Herausforderungen für den ländlichen Raum

Die Energiewende birgt jedoch nicht nur Potenziale für die ländlichen Räume, sondern auch Herausforderungen. So können beispielsweise Interessenskonflikte bei der Landnutzung entstehen, die moderiert werden müssen. Wesentlich ist, dass die BürgerInnen aktiv in die Energiewende eingebunden werden, wozu auch der Zugang zu Informationen zählt. Auch im ländlichen Raum müssen Beratungsangebote – zum Beispiel für Energiegemeinschaften – geschaffen werden. Damit der Ausbau erneuerbarer Energieträger erfolgreich gestaltet werden kann, ist auch die Koordination zwischen den einzelnen Bundesländern zentral.

Forschungsbedarf

Während es für die gesamte österreichische Volkwirtschaft schon Abschätzungen der ökonomischen Effekte der Ökostrommilliarde gibt, besteht hinsichtlich der Potenziale für die ländlichen Räume in Österreich noch Forschungsbedarf.

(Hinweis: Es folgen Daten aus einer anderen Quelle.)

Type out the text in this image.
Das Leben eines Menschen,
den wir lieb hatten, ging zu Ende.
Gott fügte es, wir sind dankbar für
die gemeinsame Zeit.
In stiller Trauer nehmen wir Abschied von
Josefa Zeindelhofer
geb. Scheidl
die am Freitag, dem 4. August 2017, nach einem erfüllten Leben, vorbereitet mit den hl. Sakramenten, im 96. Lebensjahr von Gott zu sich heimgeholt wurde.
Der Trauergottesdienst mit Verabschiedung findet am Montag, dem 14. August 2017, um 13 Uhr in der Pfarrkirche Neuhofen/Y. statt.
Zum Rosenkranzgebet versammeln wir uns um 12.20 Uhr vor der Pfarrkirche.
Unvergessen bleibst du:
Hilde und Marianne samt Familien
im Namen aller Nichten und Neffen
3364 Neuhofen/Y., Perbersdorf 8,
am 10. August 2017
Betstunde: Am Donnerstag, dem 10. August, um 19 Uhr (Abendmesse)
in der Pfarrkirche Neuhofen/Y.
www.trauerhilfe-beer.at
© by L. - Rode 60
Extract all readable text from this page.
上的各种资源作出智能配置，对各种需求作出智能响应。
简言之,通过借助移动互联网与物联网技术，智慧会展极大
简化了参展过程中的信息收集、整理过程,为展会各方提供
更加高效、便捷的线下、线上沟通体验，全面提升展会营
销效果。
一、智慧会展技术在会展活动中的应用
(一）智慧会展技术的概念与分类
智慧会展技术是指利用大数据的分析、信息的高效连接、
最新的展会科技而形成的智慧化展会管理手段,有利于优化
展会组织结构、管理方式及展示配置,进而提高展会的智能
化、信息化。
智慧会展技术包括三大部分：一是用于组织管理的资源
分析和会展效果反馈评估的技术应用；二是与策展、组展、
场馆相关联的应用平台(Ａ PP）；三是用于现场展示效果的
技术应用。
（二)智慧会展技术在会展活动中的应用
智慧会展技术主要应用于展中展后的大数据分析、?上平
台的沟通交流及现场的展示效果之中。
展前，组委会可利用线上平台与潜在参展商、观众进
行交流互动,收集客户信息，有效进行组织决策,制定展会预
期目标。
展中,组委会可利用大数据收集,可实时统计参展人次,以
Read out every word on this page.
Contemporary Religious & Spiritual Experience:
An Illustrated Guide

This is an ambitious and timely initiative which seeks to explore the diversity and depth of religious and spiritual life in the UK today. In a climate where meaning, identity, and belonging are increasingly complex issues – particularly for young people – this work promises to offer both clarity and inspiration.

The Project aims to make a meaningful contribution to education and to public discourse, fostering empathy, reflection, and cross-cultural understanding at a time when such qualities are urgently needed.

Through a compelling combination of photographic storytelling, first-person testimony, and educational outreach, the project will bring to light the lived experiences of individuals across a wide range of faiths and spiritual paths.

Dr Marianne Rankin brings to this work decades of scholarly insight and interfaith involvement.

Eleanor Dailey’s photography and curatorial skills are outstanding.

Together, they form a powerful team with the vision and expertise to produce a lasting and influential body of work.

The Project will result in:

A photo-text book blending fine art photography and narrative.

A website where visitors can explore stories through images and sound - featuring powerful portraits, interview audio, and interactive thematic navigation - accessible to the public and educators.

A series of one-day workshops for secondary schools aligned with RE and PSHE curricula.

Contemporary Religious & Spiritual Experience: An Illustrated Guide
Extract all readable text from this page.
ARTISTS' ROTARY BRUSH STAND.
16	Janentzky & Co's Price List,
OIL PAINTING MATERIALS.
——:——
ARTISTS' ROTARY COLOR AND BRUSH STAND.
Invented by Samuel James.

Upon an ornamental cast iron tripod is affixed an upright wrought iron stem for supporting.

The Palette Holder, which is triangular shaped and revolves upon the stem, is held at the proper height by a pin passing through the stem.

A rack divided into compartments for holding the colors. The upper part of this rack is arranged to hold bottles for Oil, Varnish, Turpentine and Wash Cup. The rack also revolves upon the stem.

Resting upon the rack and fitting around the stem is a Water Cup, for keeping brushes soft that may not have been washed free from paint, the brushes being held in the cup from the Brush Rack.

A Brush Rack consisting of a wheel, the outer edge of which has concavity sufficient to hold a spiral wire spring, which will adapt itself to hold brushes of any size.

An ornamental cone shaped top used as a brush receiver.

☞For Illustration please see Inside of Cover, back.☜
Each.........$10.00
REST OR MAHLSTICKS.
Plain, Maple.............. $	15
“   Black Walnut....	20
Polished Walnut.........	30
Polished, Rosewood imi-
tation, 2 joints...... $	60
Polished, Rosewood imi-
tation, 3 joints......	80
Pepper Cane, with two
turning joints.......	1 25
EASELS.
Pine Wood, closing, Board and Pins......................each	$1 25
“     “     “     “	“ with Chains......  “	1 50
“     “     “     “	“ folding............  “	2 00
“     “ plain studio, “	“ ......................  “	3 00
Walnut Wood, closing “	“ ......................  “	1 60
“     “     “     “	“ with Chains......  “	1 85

Studien aus Deutschland[6] zeigen, dass vor allem der ländliche Raum von der Energiewende profitiert. Diese Ergebnisse sind jedoch aufgrund unterschiedlicher Strukturen der Energieerzeugung nicht eins zu eins auf Österreich übertragbar. So besteht beispielsweise noch Forschungsbedarf, ob die benötigten Fachkräfte für den Ausbau und den Betrieb von erneuerbaren Anlagen im ländlichen Raum verfügbar sind und wie regional die einzelnen Güter und Dienstleistungen zur Stromerzeugung aus erneuerbaren Energien bezogen werden. Denn nur wenn Unternehmen aus dem ländlichen Raum aktiv am Ausbau und dem Betrieb von Erneuerbaren beteiligt sind, kann er hinsichtlich Wertschöpfung und Beschäftigung profitieren.

[1] Vgl. z.B. Photovoltaic Austria: https://pvaustria.at/pvdoppelnutzenlw/

[5] Lappöhn et al. (Veröffentlichung voraussichtlich bis Mai 2022): Volkswirtschaftliche Gesamtrechnung zur Ökostrommilliarde. Wien: Institut für Höhere Studien.